Fed official Roberto Perli told the Wall Street Journal that the pace of monthly Treasury purchases will be “significantly reduced” after mid-April. Translation: the world’s biggest buyer is about to step away from the punch bowl, and the crowd is already nervous. Treasury yields have been pinned by artificial demand for years, but with inflation refusing to die and the war in Iran threatening to send oil above $120, the setup is primed for a volatility spike that most equity traders are still underpricing.
The news cycle is relentless. Asian stocks are getting hammered, with the Nikkei down 1% on machinery and electronics weakness, and global bonds are “swept up in a rout,” per Reuters. The Iran war is the headline risk that won’t go away, and Ukraine’s latest disruption of Russian oil flows is the kind of black swan that can turn a bond selloff into a full-blown panic.
The context here is brutal. The Fed’s balance sheet is still bloated, but the market is already sniffing out the end of easy money. Private credit is cracking, with redemptions and fundraising at decade lows, and Wall Street banks are circling like sharks. The last time the Fed tried to taper, the 2013 tantrum sent yields soaring and forced a policy U-turn. This time, inflation is stickier, and the energy shock is real.
The analysis is simple: the bond market is the real risk asset now. Equities are pretending everything is fine, but the threat of a disorderly unwind in Treasuries is the elephant in the room. With ISM Services PMI and Nonfarm Payrolls on deck for April 3, the next data miss could be the spark that lights the fuse.
Strykr Watch
The 10-year Treasury yield is the only chart that matters. If it breaks above 4.50%, the bond rout accelerates. Watch for the ISM and payrolls data, any upside surprise in inflation or jobs will force the Fed’s hand and could trigger a risk-off cascade. The S&P 500 is holding up for now, but breadth is thinning and the VIX is stuck in neutral. Oil prices are the wild card, if the Iran war escalates, energy could spike and force another round of bond selling.
Risks are everywhere. If the Fed pulls back too quickly, liquidity vanishes and yields spike. If inflation surprises to the upside, the market will start pricing in rate hikes again, despite Apollo’s Torsten Slok calling them “extremely unlikely.” And if the war in Iran drags on, the energy shock could morph into a stagflationary nightmare.

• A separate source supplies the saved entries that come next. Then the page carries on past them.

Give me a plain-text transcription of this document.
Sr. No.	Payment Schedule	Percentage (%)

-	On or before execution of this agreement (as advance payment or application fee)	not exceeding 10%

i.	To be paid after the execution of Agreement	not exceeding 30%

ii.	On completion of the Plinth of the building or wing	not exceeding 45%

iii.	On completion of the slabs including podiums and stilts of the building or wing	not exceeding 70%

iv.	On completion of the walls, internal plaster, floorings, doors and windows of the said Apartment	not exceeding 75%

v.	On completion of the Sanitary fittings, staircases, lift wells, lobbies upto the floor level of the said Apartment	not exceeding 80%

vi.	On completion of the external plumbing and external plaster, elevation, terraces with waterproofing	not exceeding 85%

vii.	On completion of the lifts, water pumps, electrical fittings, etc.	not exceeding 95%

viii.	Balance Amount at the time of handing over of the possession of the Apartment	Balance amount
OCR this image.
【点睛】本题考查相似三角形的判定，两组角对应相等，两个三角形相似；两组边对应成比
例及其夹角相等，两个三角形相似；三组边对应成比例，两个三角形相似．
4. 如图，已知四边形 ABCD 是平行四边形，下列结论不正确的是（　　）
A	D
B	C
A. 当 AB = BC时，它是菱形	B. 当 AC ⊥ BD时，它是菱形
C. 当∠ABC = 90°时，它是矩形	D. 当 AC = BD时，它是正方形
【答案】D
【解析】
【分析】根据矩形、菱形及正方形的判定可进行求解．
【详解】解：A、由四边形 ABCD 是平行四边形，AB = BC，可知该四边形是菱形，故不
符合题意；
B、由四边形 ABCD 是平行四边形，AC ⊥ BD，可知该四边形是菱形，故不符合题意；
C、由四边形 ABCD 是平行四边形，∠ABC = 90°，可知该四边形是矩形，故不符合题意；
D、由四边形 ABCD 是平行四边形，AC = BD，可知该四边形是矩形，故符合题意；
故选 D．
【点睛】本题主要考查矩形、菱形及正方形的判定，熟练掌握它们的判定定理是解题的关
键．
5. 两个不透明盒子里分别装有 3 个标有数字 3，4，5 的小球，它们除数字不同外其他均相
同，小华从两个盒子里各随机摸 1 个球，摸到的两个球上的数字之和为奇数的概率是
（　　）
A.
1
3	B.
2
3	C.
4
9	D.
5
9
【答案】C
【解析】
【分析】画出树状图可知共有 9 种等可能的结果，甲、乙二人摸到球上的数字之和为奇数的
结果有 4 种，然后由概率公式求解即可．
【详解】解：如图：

Opportunities are scarce, but they exist for traders willing to embrace volatility. Short Treasuries on a break above 4.50% in the 10-year, or play the curve steepener if the front end catches a bid. Look for tactical equity shorts in sectors most exposed to rising rates, think utilities and REITs. If oil spikes, long energy equities or commodities ETFs like DBC, which is holding steady at $28.63 despite the chaos.
Strykr Take
The real risk isn’t in tech or crypto, it’s in the bond market, where the Fed’s taper and the energy war are converging. If you’re not watching yields, you’re missing the main event. Position for volatility, keep your stops tight, and don’t believe the “soft landing” narrative until the data says otherwise.
Strykr Pulse 61/100. The setup is fragile, with too many macro risks to ignore. Threat Level 4/5. Stay nimble, and don’t get complacent when the tape looks calm.